Eswatini: End Use of Lethal Force against Protesters

Regional leaders should condemn deployment of the military to suppress demonstrations.

In response to reports of security forces shooting and killing civilians during protests in Eswatini, Freedom House issued the following statement:

“We condemn the use of lethal force against unarmed civilians,” said Tiseke Kasambala, chief of party for Freedom House’s Advancing Rights in Southern Africa program. “Instead of cracking down on protesters and stifling their calls for change, the government should send the army back to its barracks and allow citizens to exercise their right to peaceful assembly.”

“The deteriorating situation is a clarion call for leaders of the member states of the Southern African Development Community—in particular South Africa—to address the crisis. They should condemn the violent actions of the army and demand accountability from the Eswatini authorities to prevent further loss of life.”


Eswatini is an absolute monarchy ruled by King Mswati III, who has led the country for over 30 years. Political parties are not legally recognized and are banned from contesting elections.

In the past few weeks, students and youth groups have held demonstrations and petitioned government authorities in the cities of Mbabane and Manzini, demanding police reforms and democratic freedoms. On June 28, the protests escalated and spread to other parts of the country after the government issued a decree banning citizens from demonstrating and delivering petitions to government officials. Protesters reportedly engaged in acts of looting and burned buildings and businesses with ties to the monarch. In response, the authorities deployed the army to quell the protests.

On June 29, acting prime minister Themba Masuku released a statement declaring a curfew from 6 p.m. to 5 a.m. and closing schools throughout the country.

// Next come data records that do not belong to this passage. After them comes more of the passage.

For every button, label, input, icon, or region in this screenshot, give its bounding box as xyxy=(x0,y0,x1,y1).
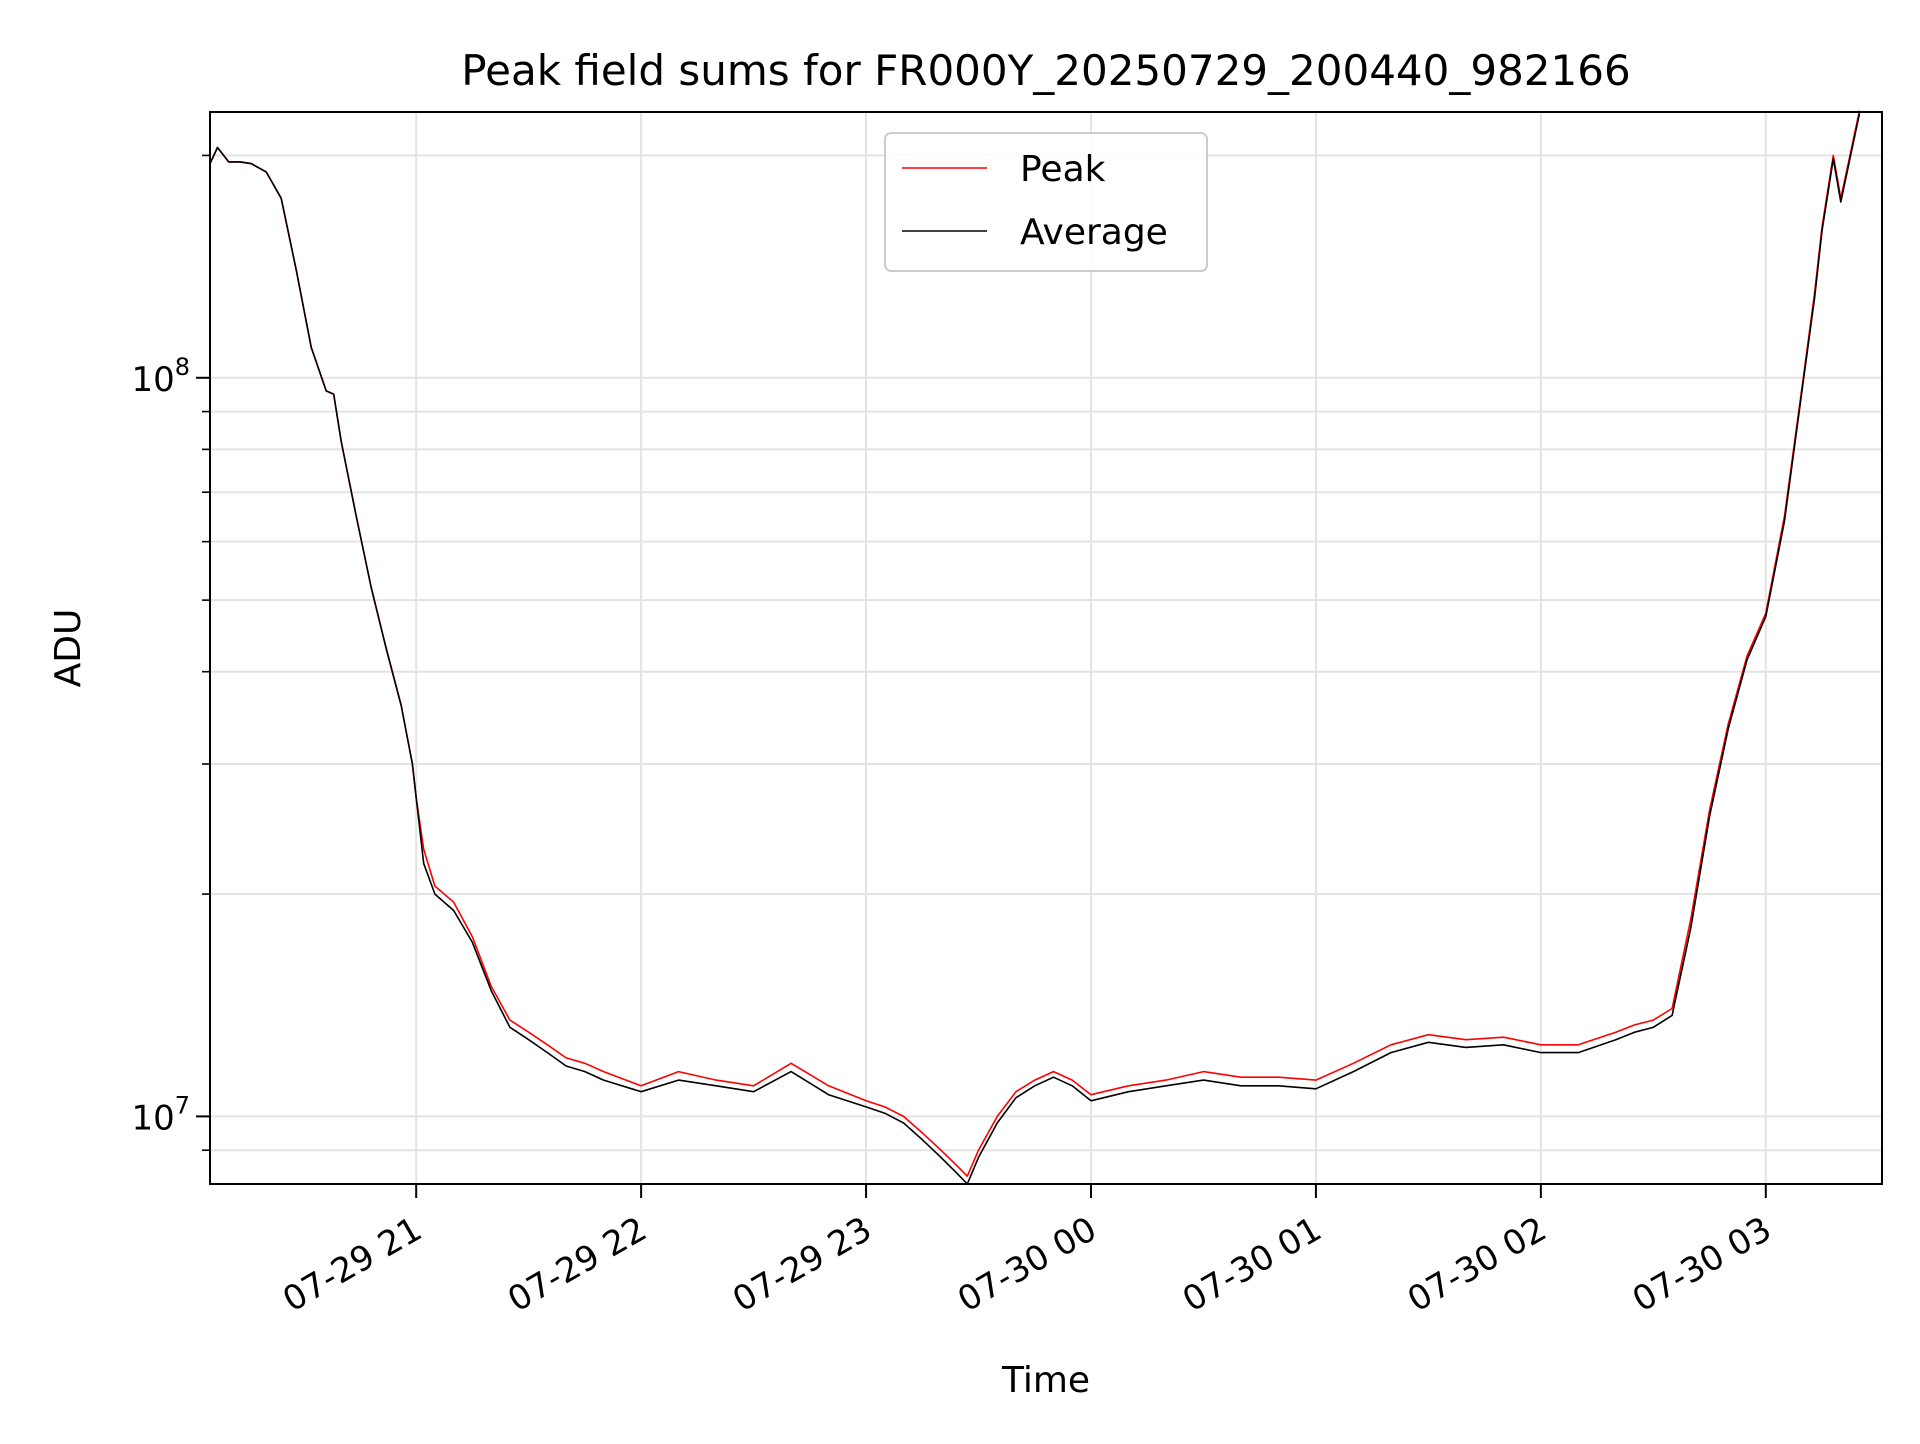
y-axis-label: ADU xyxy=(48,609,89,688)
legend-label-average: Average xyxy=(1020,212,1168,253)
series-line-average xyxy=(209,113,1861,1185)
legend-label-peak: Peak xyxy=(1020,149,1106,190)
y-tick-label: 107 xyxy=(131,1091,190,1138)
x-axis-label: Time xyxy=(1001,1360,1090,1401)
legend: Peak Average xyxy=(884,132,1208,272)
grid-lines xyxy=(210,112,1882,1184)
chart-title: Peak field sums for FR000Y_20250729_2004… xyxy=(461,46,1630,95)
plot-frame xyxy=(209,111,1883,1185)
series-layer xyxy=(209,110,1861,1185)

There have also been reports of an internet shutdown.

The UN Basic Principles on the Use of Force and Firearms call for law enforcement officials to “apply non-violent means before resorting to the use of force and firearms.” The UN Human Rights Committee in its General Comment No. 37 states that “any use of firearms by law enforcement officials in the context of assemblies must be limited to targeted individuals in circumstances in which it is strictly necessary to confront an imminent threat of death or serious injury.”

Eswatini is rated Not Free in Freedom in the World 2021.